Krasnov was born in a Don Cossack family in St. Petersburg. His brother Pyotr became a noted General. He went to the St Petersburg Gymnasium before joining St Petersburg University where he studied under V. V. Dokuchaev and A.N. Beketov. A contemporary was V. I. Vernadsky. He took an interest in geography, soils, and the distributions of plants. In 1883, he joined on an expedition into the Nizhny Novgorod region. This was followed by other regions during which he collected a large number of plant specimens. In 1884 he presented his work on the origin of the Chernozem. He briefly headed the Department of Botany at Kazan University. He was also involved in the introduction of plant species, making use of Australian eucalyptus trees to drain swamps. Krasnov had already begun to examine patterns in the distribution of plants within the Russian steppe in 1888. It was when he began to explore plant introduction that he began to examine climate similarities in greater detail. In 1894 he defended his doctoral dissertation on the grassy steppe regions at Moscow University. In 1912 he left Kharkov University and founded the Batumi Botanical Garden.

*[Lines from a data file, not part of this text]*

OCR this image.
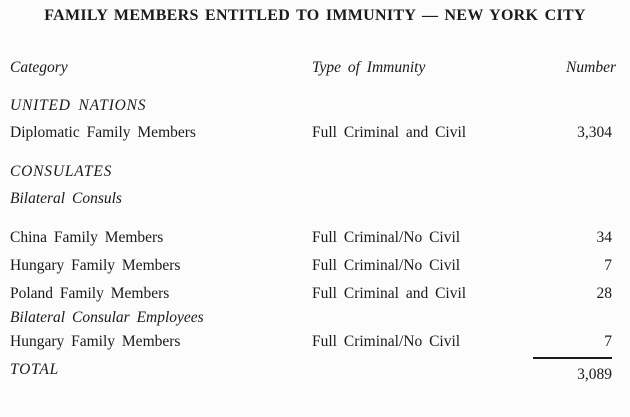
FAMILY MEMBERS ENTITLED TO IMMUNITY — NEW YORK CITY
Category	Type of Immunity	Number
UNITED NATIONS
Diplomatic Family Members	Full Criminal and Civil	3,304
CONSULATES
Bilateral Consuls
China Family Members	Full Criminal/No Civil	34
Hungary Family Members	Full Criminal/No Civil	7
Poland Family Members	Full Criminal and Civil	28
Bilateral Consular Employees
Hungary Family Members	Full Criminal/No Civil	7
TOTAL	3,089
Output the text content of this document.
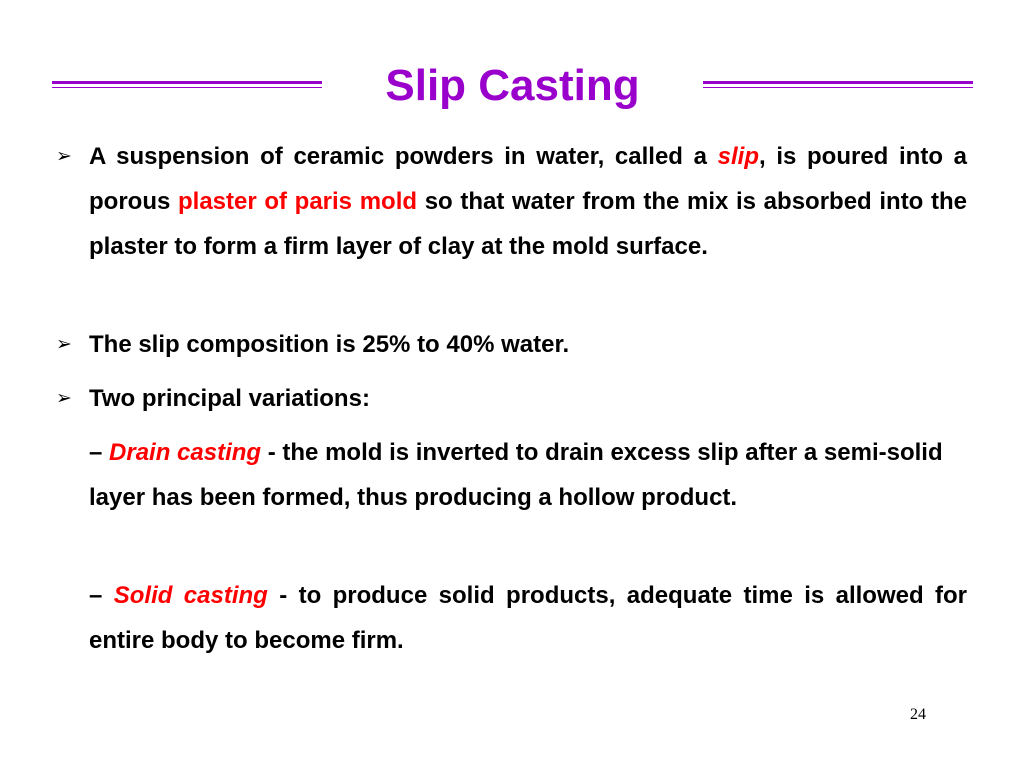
Slip Casting
➢ A suspension of ceramic powders in water, called a slip, is poured into a porous plaster of paris mold so that water from the mix is absorbed into the plaster to form a firm layer of clay at the mold surface.

➢ The slip composition is 25% to 40% water.

➢ Two principal variations:

– Drain casting - the mold is inverted to drain excess slip after a semi-solid layer has been formed, thus producing a hollow product.

– Solid casting - to produce solid products, adequate time is allowed for entire body to become firm.

24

Krasnov used the representation F = f1 + f2 + f3 to separate the flora of the Steppe with F being the plants now found and classifying them into f1 - the original Palearctic flora, f2 - old species that have undergone change to current conditions and f3 being new species that have come into the region.

The genus Krasnovia was named after him by M.G. Popov in 1950, and a mountain in the Sakhalin mountains is named after him.